Presented by Nezam Afdhal, M.D., chief of Hepatology at Beth Israel Deaconess Medical Center (BIDMC) and associate professor of medicine at Harvard Medical School, the new findings demonstrate promising results for hepatitis C patients who have not responded to existing therapies.
According to Afdhal, the most recent advance in treatment has been the pegylation of interferon. Combination therapy with pegylated interferon plus another agent can result in eradication of the virus in about half of patients, he added.
Afdhal first described results from his COPILOT study, which was designed to test interferon among hepatitis C patients.
According to Afdhal, researchers found that peginterferon alfa -2B reduced by half the risk of patients reaching a clinical endpoint.
The COPILOT study tested peginterferon alfa-2b against an anti- inflammatory and antifibrotic medication in hepatitis C patients with advanced fibrosis who had previously failed interferon- based therapies. A total of 59 patients reached a clinical verified endpoint: 39 in the alternate group versus 20 in the peginterferon alfa-2b group.

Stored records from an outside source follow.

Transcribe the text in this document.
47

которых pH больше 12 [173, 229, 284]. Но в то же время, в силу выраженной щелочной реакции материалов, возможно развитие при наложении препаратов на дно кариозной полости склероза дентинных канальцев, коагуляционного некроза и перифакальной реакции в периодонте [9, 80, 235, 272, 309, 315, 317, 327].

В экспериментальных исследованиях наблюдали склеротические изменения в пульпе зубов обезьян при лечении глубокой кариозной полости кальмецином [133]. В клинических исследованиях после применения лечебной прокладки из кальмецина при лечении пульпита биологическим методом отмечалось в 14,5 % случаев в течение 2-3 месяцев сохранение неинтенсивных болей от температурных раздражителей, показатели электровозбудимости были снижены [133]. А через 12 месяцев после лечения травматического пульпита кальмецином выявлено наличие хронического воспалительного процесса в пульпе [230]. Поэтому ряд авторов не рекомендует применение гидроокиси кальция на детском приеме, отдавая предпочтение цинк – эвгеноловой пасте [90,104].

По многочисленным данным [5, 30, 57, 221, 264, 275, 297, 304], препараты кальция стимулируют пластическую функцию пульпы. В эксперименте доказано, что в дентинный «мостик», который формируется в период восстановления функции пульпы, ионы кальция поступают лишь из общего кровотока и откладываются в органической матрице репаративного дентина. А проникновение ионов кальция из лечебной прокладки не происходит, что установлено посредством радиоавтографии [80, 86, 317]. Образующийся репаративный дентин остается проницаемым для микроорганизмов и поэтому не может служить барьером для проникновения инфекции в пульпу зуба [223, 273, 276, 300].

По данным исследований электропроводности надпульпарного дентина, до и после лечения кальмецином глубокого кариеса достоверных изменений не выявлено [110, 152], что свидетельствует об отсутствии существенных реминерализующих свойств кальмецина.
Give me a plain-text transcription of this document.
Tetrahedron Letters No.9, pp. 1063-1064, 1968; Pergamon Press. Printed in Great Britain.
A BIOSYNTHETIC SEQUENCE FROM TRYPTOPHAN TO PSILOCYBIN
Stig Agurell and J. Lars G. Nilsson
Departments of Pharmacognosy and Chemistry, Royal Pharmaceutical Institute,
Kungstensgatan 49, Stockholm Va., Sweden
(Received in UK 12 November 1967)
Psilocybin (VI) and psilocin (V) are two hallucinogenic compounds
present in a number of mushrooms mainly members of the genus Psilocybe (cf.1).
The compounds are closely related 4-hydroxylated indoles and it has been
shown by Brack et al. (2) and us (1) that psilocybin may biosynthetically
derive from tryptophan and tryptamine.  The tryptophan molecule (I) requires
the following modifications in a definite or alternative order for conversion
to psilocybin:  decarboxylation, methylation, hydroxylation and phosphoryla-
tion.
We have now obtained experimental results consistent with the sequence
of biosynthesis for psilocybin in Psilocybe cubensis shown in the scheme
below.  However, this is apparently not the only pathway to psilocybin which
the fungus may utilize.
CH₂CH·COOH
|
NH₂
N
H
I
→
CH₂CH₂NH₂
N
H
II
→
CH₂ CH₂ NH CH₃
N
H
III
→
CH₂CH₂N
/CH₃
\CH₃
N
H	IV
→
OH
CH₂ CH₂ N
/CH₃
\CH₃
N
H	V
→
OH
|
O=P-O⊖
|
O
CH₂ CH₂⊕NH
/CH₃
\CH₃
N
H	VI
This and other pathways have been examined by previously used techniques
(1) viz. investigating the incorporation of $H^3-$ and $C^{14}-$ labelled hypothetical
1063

Afdhal noted that the low weekly dose of peginterferon alfa-2b used in the study was gentler than other commonly used medications.
Afdhal’s second presentation described results from preliminary human testing of a new antiviral agent, NM283.
The new drug shows activity against hepatitis C genotype 1 (HCV).
Unlike existing therapies, which are administered by injection, NM283 is taken orally, says Afdhal, adding that it also has fewer side effects than existing agents. Afdhal hopes that NM283 can be used as a treatment option in the future.